WAP setzt sich in der Schweiz nur zögerlich durch

Mit dem Handy ins Internet: In der Schweiz wird das Angebot noch recht selten genutzt. Keystone

Das Surfen im Internet mit dem Mobiltelefon setzt sich nur zögerlich durch. Bisher nutzen in der Schweiz erst etwa 50'000 Mobiltelefonierer das mobile Internet; bis Ende Jahr dürften es laut Swisscom rund 100'000 sein.

Dieser Inhalt wurde am 18. Juli 2000 - 11:54 publiziert

Es klingt verlockend: Internet im Natel-Format soll die Konsumenten verzücken. Die Technologie dazu heisst Wireless Application Protocol oder kurz WAP.

Nur Kurz-Informationen

Sie ermöglicht es, Internetinhalte auf mobilen Geräten darzustellen. WAP ist ein Übertragungsprotokoll, das für den Einsatz in GSM-Netzen der Mobiltelefone und für die limitierten grafischen Darstellungsfähigkeiten von Mobiltelefonen optimiertwurde.

Wer sich vorstellt, per Mobiltelefon durch die Weiten des World Wide Webs surfen zu können wie an einem PC, täuscht sich jedoch. Auf dem Minidisplay eines Mobiltelefons schrumpft das Internet auf ein paar Zeilen Text. Die heute verfügbaren WAP-Angebote bieten denn auch kaum mehr als Info-Häppchen.

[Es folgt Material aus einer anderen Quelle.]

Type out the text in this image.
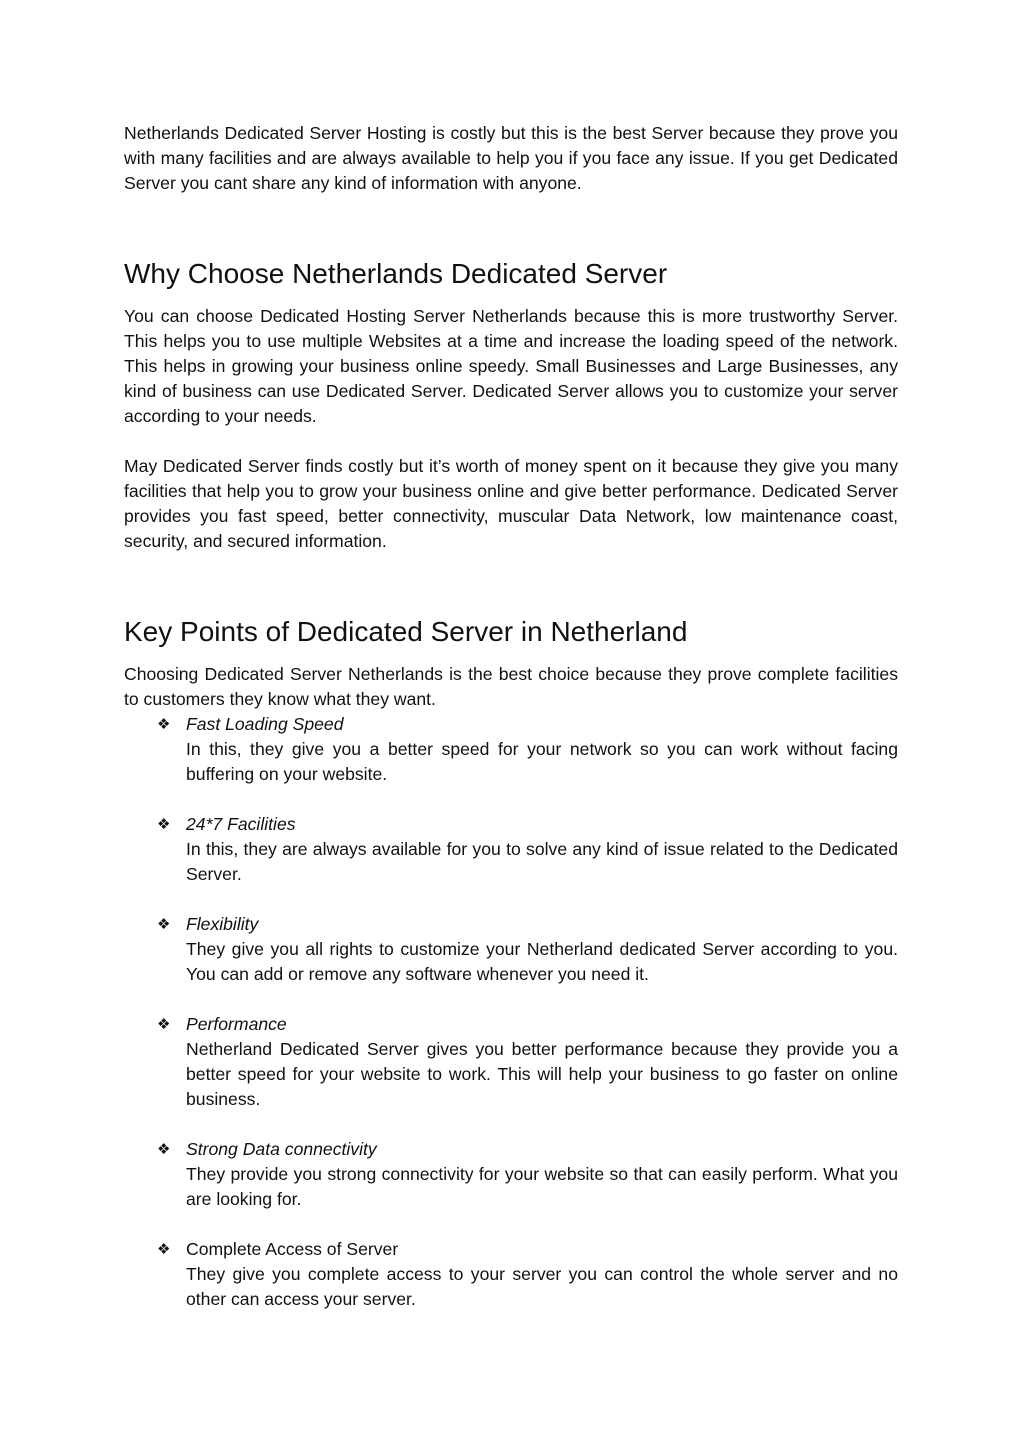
Netherlands Dedicated Server Hosting is costly but this is the best Server because they prove you with many facilities and are always available to help you if you face any issue. If you get Dedicated Server you cant share any kind of information with anyone.

Why Choose Netherlands Dedicated Server

You can choose Dedicated Hosting Server Netherlands because this is more trustworthy Server. This helps you to use multiple Websites at a time and increase the loading speed of the network. This helps in growing your business online speedy. Small Businesses and Large Businesses, any kind of business can use Dedicated Server. Dedicated Server allows you to customize your server according to your needs.

May Dedicated Server finds costly but it’s worth of money spent on it because they give you many facilities that help you to grow your business online and give better performance. Dedicated Server provides you fast speed, better connectivity, muscular Data Network, low maintenance coast, security, and secured information.

Key Points of Dedicated Server in Netherland

Choosing Dedicated Server Netherlands is the best choice because they prove complete facilities to customers they know what they want.

❖ Fast Loading Speed

In this, they give you a better speed for your network so you can work without facing buffering on your website.

❖ 24*7 Facilities

In this, they are always available for you to solve any kind of issue related to the Dedicated Server.

❖ Flexibility

They give you all rights to customize your Netherland dedicated Server according to you. You can add or remove any software whenever you need it.

❖ Performance

Netherland Dedicated Server gives you better performance because they provide you a better speed for your website to work. This will help your business to go faster on online business.

❖ Strong Data connectivity

They provide you strong connectivity for your website so that can easily perform. What you are looking for.

❖ Complete Access of Server

They give you complete access to your server you can control the whole server and no other can access your server.
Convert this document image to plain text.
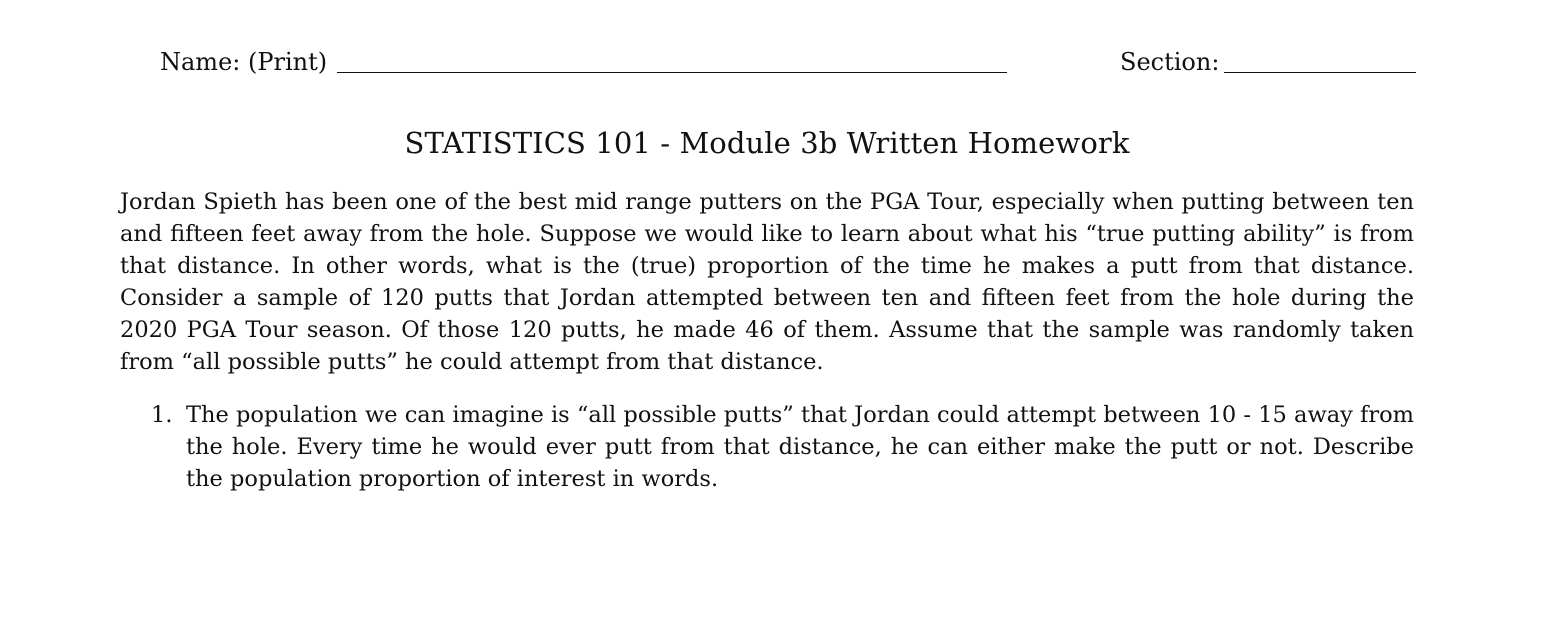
Name: (Print)	Section:
STATISTICS 101 - Module 3b Written Homework

Jordan Spieth has been one of the best mid range putters on the PGA Tour, especially when putting between ten and fifteen feet away from the hole. Suppose we would like to learn about what his “true putting ability” is from that distance. In other words, what is the (true) proportion of the time he makes a putt from that distance. Consider a sample of 120 putts that Jordan attempted between ten and fifteen feet from the hole during the 2020 PGA Tour season. Of those 120 putts, he made 46 of them. Assume that the sample was randomly taken from “all possible putts” he could attempt from that distance.

1. The population we can imagine is “all possible putts” that Jordan could attempt between 10 - 15 away from the hole. Every time he would ever putt from that distance, he can either make the putt or not. Describe the population proportion of interest in words.
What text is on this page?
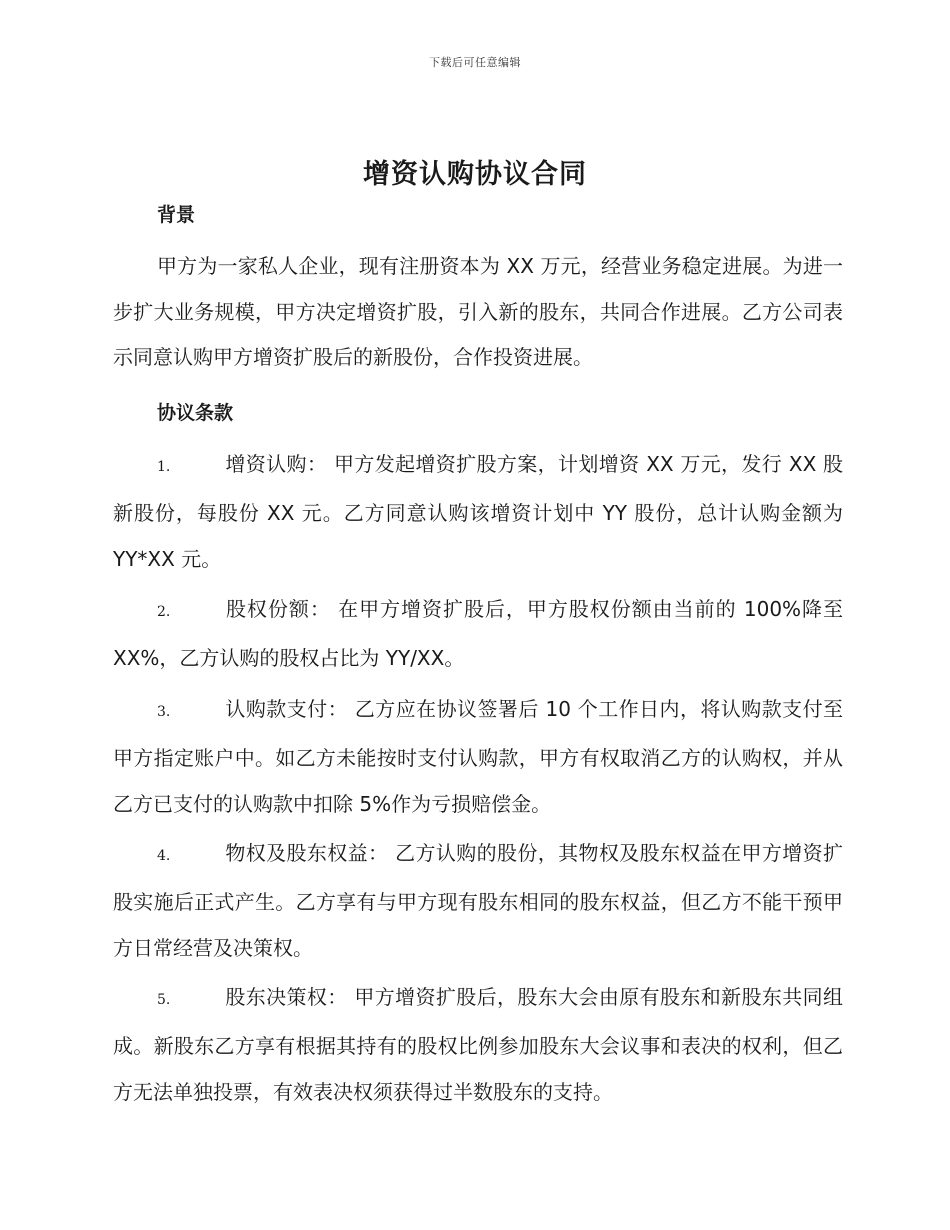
下载后可任意编辑
增资认购协议合同
背景

甲方为一家私人企业，现有注册资本为 XX 万元，经营业务稳定进展。为进一步扩大业务规模，甲方决定增资扩股，引入新的股东，共同合作进展。乙方公司表示同意认购甲方增资扩股后的新股份，合作投资进展。

协议条款

1.	增资认购： 甲方发起增资扩股方案，计划增资 XX 万元，发行 XX 股新股份，每股份 XX 元。乙方同意认购该增资计划中 YY 股份，总计认购金额为 YY*XX 元。

2.	股权份额： 在甲方增资扩股后，甲方股权份额由当前的 100%降至 XX%，乙方认购的股权占比为 YY/XX。

3.	认购款支付： 乙方应在协议签署后 10 个工作日内，将认购款支付至甲方指定账户中。如乙方未能按时支付认购款，甲方有权取消乙方的认购权，并从乙方已支付的认购款中扣除 5%作为亏损赔偿金。

4.	物权及股东权益： 乙方认购的股份，其物权及股东权益在甲方增资扩股实施后正式产生。乙方享有与甲方现有股东相同的股东权益，但乙方不能干预甲方日常经营及决策权。

5.	股东决策权： 甲方增资扩股后，股东大会由原有股东和新股东共同组成。新股东乙方享有根据其持有的股权比例参加股东大会议事和表决的权利，但乙方无法单独投票，有效表决权须获得过半数股东的支持。
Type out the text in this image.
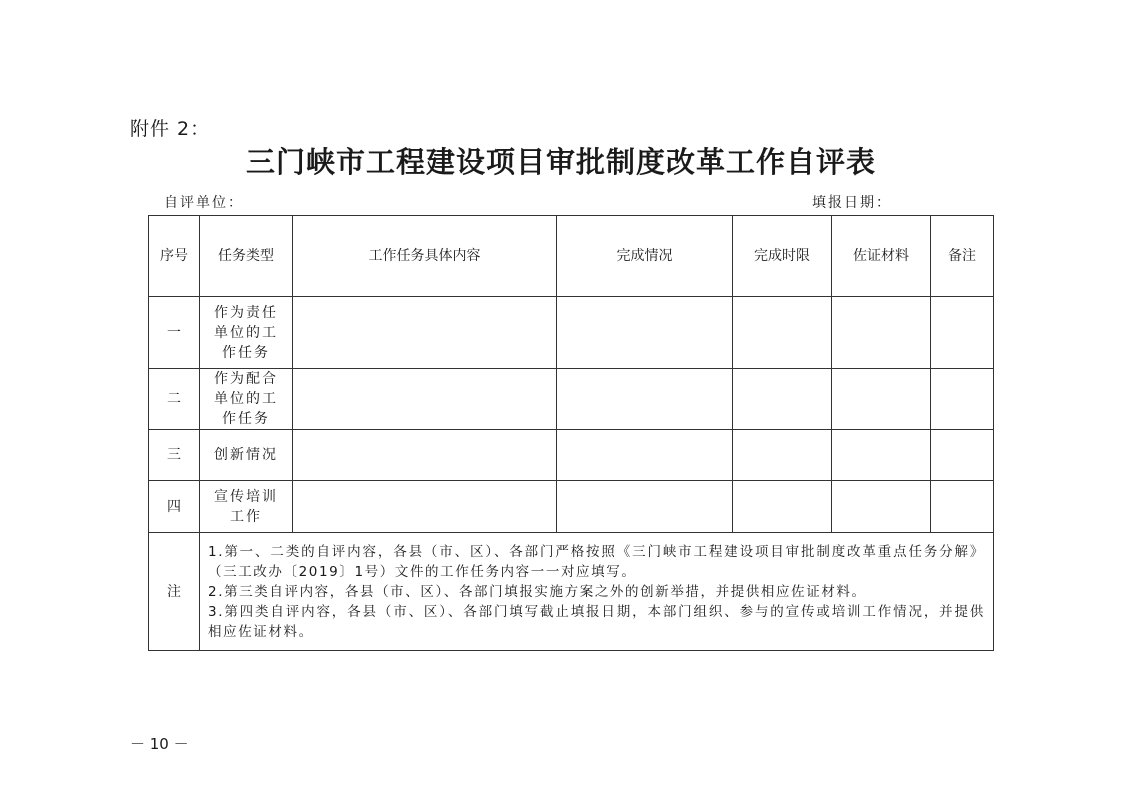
附件 2：
三门峡市工程建设项目审批制度改革工作自评表
自评单位：	填报日期：
序号	任务类型	工作任务具体内容	完成情况	完成时限	佐证材料	备注
一	作为责任单位的工作任务					
二	作为配合单位的工作任务					
三	创新情况					
四	宣传培训工作					
注	1.第一、二类的自评内容，各县（市、区）、各部门严格按照《三门峡市工程建设项目审批制度改革重点任务分解》（三工改办〔2019〕1号）文件的工作任务内容一一对应填写。
2.第三类自评内容，各县（市、区）、各部门填报实施方案之外的创新举措，并提供相应佐证材料。
3.第四类自评内容，各县（市、区）、各部门填写截止填报日期，本部门组织、参与的宣传或培训工作情况，并提供相应佐证材料。					
－ 10 －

Börsenkurse und SBB-Fahrplan

Derzeit können die Besitzer eines WAP-Handys auf einige Dutzend Dienste zugreifen, darunter Nachrichten von Swisstext und Schweizer Radio International (swissinfo), den SBB-Fahrplan, das elektronische Telefonbuch und aktuelle Finanzinformationen.

"Bis Ende Jahr rechnen wir mit über 50 Diensten," so Georges Schlegel, Leiter Business Development Swisscom Mobile. Mit WAP-Handies lassen sich nicht nur Informationen abrufen, sondern auch Einkäufe tätigen.

Beim Zürcher Unternehmen Elektro-Material etwa können Elektrikerdie Produkte direkt ab Baustelle per WAP-Handy bestellen. Fleurop bietet seit kurzem die Möglichkeit, auch per Handy einen Blumenstrauss zu bestellen. Und beim Medienshop BOL lassen sich Bücher per Mobiltelefon ordern.

WAP nicht gleich Web

Die meisten Web-Angebote sind für die WAP-Telefone nicht zugänglich. Normale Webseiten, die in der Web-Programmiersprache HTML geschrieben sind, können von den Handies nicht abgerufen werden. Erst wenn die Seiten speziell für WAP-Geräte bearbeitet worden sind, lassen sie sich auf einem Handy-Display darstellen.

Grosses Interesse

Noch steckt das mobile Internet in den Kinderschuhen. Das Interesse an WAP ist gleichwohl gross. Die Swisscom rechnet bis Ende Jahr in der Schweiz mit mindestens 100'000 WAP-Benutzern. "Entscheidend wird sein, wie rasch der Bedarf nach WAP-Geräten erfüllt werden kann", so Swisscom-Sprecher Sepp Huber.

Eine von der Swisscom unabhängig erstellte Befragung habe kürzlich ergeben, dass rund 12 Prozent der heutigen Natel-Benutzer im Jahr 2000 ein WAP-Gerät anschaffen wollen. Huber: "Das wären über 300'000 Benützer."

Bis heute verzeichnet Swisscom allerdings erst 30'000 aktive WAP-Benutzer. Rechnet man die WAP-Benutzer der anderen Provider dazu, dürften in der Schweiz derzeit etwa 50'000 Personen WAP anwenden.

Langsame Verbindungen

Auch in Deutschland ist das Interesse an WAP bisher verhalten. Von den 13 Millionen T-Mobil-Kunden besitzen rund 250'000 ein WAP- Handy, welches von 175'000 oder rund 1,3 Prozent der T-Mobil Kunden auch wirklich genutzt wird.

Analysten ziehen aus diesen Zahlen den Schluss, das viele WAP- Handybesitzer die Angebote zwar ausprobiert haben, aber diese nicht regelmässig nutzen. "Es gibt zu wenige Leute, die WAP-Dienste entwickeln, weil nicht genügend WAP-Handys vorhanden sind", erklärtPhil Kendall, Director of Mobile Communications beim britischen Forschungsunternehmen Strategy Analytics.

Warten auf Natel-D-Netzerweiterung

Die Kunden klagen zudem über zu langsame Verbindungen: Wie in den Anfangstagen des Internets gilt es noch allzu häufig, auf eine Verbindung und die Inhalte zu warten. Schneller wird das Netz aber erst mit einer Erweiterung und Modernisierung der Handy-Netze.